船積み後の重大ミス発覚。
「出荷した商品梱包にミスがあった」。中国の協力工場から連絡が入り、社内に緊張が走った。
平松工業では、商社などの第三者を介さず直接納品する直接貿易という輸入形態を取っている。直貿は中間マージンや経由地のタイムロスがないなど、顧客側のメリットは大きい。反面、銀行が発行する信用状にあらかじめ納品日や納品状態を定めるルールがあること、海外の協力工場から顧客の指定倉庫へ直接納品することなどから、指示出しや確認には通常以上に神経を使う。
どうやら、今回は協力工場が商品別に外箱に貼る目印のテープを間違えてしまったらしい。

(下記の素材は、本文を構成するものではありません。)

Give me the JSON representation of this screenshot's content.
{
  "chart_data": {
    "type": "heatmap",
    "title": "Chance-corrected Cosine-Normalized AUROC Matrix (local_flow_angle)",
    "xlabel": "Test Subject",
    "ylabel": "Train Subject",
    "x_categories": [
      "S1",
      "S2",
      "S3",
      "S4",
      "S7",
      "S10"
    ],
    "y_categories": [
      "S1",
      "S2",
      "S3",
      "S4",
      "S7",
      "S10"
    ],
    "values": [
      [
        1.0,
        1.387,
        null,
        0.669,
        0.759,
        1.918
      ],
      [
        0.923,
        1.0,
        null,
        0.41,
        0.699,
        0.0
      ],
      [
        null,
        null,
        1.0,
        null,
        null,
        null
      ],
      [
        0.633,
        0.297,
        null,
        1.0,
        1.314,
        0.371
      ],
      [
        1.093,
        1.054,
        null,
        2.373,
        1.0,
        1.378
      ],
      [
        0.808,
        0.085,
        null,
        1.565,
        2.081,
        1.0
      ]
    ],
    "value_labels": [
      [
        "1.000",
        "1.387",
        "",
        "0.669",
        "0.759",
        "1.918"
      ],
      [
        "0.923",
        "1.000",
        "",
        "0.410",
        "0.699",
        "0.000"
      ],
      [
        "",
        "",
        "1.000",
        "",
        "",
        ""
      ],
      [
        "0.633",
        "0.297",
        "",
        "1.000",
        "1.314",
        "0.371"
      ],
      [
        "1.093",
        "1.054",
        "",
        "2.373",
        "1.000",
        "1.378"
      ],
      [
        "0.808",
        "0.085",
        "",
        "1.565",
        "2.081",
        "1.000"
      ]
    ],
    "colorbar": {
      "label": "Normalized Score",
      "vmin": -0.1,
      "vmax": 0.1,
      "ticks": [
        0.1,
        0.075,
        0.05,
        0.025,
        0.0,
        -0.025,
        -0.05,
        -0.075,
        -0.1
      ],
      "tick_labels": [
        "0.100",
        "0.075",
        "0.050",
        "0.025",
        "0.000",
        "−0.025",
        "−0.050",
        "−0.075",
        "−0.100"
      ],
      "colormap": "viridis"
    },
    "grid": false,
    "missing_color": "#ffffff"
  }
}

そのまま顧客の契約倉庫に納品されてしまってはシステムトラブルで大問題になることが明らかだった。
チームでトラブルを乗り切れ。
日本の港に荷物が着いてから、検疫や税関を経て陸運ルートに乗るまでは3日間。港にコンテナがある3日間ですべての荷物をチェックし、修正作業を行わなくてはならない。この時、事情を聞いて一肌脱いでくれたのは長年取引のある海貨業者だった。他の荷役業務も立て込む多忙な中、「長年お世話になっている平松工業のピンチであれば」と修正作業を買って出てくれたのだ。私たちも協力工場から出荷時の状況をヒアリングし、子細を海貨業者に伝える。三者の連携プレーで修正作業は無事完了し、納期に間に合わせることができた。
モノづくりはチームプレイだ。私たちが考えるモノづくりとは、「顧客に無事商品を届けること」まで含まれる。もちろんミスやトラブルはないに越したことはないが、どんな事態に陥っても顧客の利益を優先し協力しあえるパートナーがいることが、私たちの強みなのである。